Even though I have begun to make yogurt and bake sourdough bread, and yes, there are jars of kimchi and Morse’s sauerkraut in my refrigerator at this very moment, I do not consider myself a fermenter, if there is such a word. Added proof: Several gorgeous, highly regarded and comprehensive fermentation books have been published in the last decade, but they are not on my shelves. I feel far too old and square for anything as Brooklyn-esque and hip as a fermentation hobby.
Yet when I found myself at the newly expanded Onggi Ferments & Foods on Washington Avenue in Portland on a recent Friday afternoon, I was as beguiled as the steady stream of other customers.
“Oh my God, Emily, look at all these things!” said one, as she browsed the shelves of beautifully packaged fermented (and other) goods. “Look at this ume jam!” another customer enthused some 20 minutes later. “I tried the mochi matcha,” a third told her friend as the pair wandered the small, highly curated store. “Unbelievable!”
Onggi, which started life in the nearby repurposed shipping containers, also on Washington Avenue, moved to its new location in April. Now, in addition to items for small-batch sale like that jam, as well as – to name just a few – chili crisp, local cider vinegar, black garlic, pickles, local miso, black sesame seed butter, fish sauce, natto, Polish cabbage shredders and Korean onggi (the ceramic fermenting pots from which the store takes its name), it also serves a small changing menu of Korean-inflected lunch items, house-made fermented drinks, teas and coffees, and an array of unusual and imaginative East-West pastries.
You can order lunch for takeout, and much of the food is well-suited for that, or you can sit at the counter or one of two tables tucked into window nooks at the front of the store. It’s a sunny, pleasant spot for lunch. As you wait for your order, you’ve time to browse those tempting shelves and try to winnow down which jars and bottles to bring home.
I had the same struggle with the menu. It’s small. Even so, it’s so interesting and personal – not a greatest hits list of trendy menu items (fried Brussels sprouts, I’m looking at you) – I wanted everything on it. I finally settled on an egg omelette gimbap ($12), the “vivaciously vegetarian” choice (eggs, jalapeno, carrots, spinach), according to the menu. Gimbap, I learned, is the name for Korean-style rice rolls. They look very much like the Japanese version, but don’t taste like it, at least not like traditional Japanese sushi. Where classic Japanese rice rolls are subtle and delicate, my gimbap was bold, vibrant, spicy – and delicious.
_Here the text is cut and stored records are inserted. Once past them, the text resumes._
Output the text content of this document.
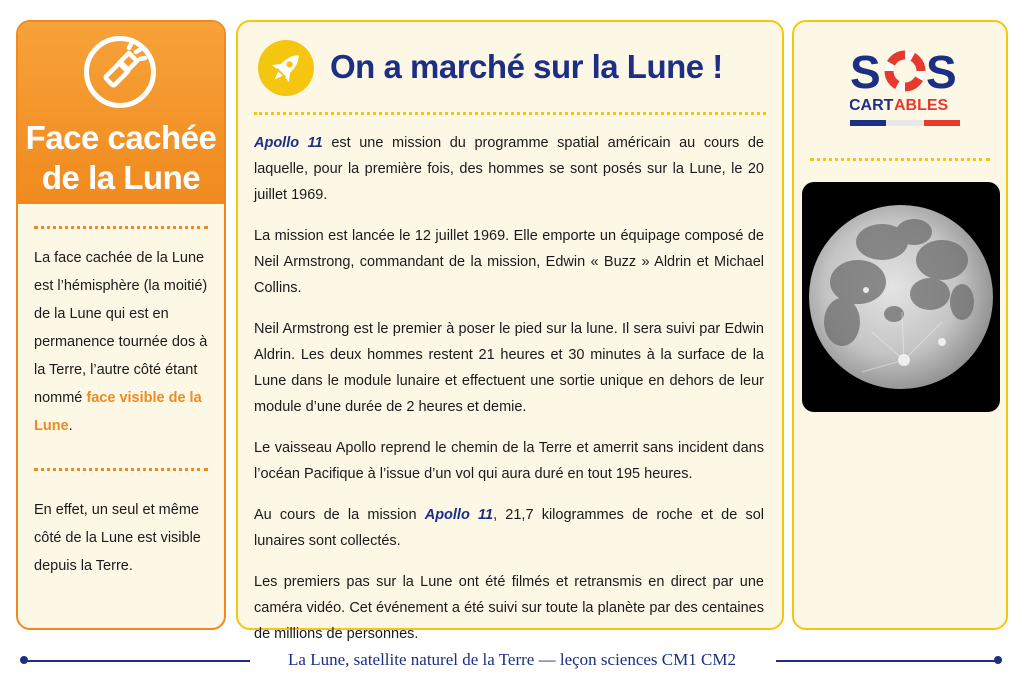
Face cachée
de la Lune
La face cachée de la Lune est l’hémisphère (la moitié) de la Lune qui est en permanence tournée dos à la Terre, l’autre côté étant nommé face visible de la Lune.
En effet, un seul et même côté de la Lune est visible depuis la Terre.
On a marché sur la Lune !

Apollo 11 est une mission du programme spatial américain au cours de laquelle, pour la première fois, des hommes se sont posés sur la Lune, le 20 juillet 1969.

La mission est lancée le 12 juillet 1969. Elle emporte un équipage composé de Neil Armstrong, commandant de la mission, Edwin « Buzz » Aldrin et Michael Collins.

Neil Armstrong est le premier à poser le pied sur la lune. Il sera suivi par Edwin Aldrin. Les deux hommes restent 21 heures et 30 minutes à la surface de la Lune dans le module lunaire et effectuent une sortie unique en dehors de leur module d’une durée de 2 heures et demie.

Le vaisseau Apollo reprend le chemin de la Terre et amerrit sans incident dans l’océan Pacifique à l’issue d’un vol qui aura duré en tout 195 heures.

Au cours de la mission Apollo 11, 21,7 kilogrammes de roche et de sol lunaires sont collectés.

Les premiers pas sur la Lune ont été filmés et retransmis en direct par une caméra vidéo. Cet événement a été suivi sur toute la planète par des centaines de millions de personnes.

S S
CART ABLES
La Lune, satellite naturel de la Terre — leçon sciences CM1 CM2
The roll came cut into eight, sesame-seed sprinkled pieces, with a choice of two sides. Think bento box-sized sides, not Southern-style meat-and-three-sized sides. The garlicky soy sauce-cucumber salad and bean sprouts were both fresh, bright and crunchy; the mung beans stained my fork red with gochugaru (Korean chili flakes). Often after lunch, I want a nap. But my lunch at Onggi was a zippy, wake-me-up meal.
That was less true for the items I brought home, though I’m not complaining: a pork-kimchi pop-tart of sorts ($4.75), and that matcha-black sesame butter mochi ($3.50). Sadly, I lacked stomach space for the miso-scallion scone with chili crisp butter ($4). Another time. The mochi, which is gluten-free, was not remotely classic, but more like a blondie reimagined with rice flour and matcha. It was chewy, not too sweet and pleasantly dense.
Would you go back? That’s the most basic test for what makes a good restaurant. In this case, in a heartbeat.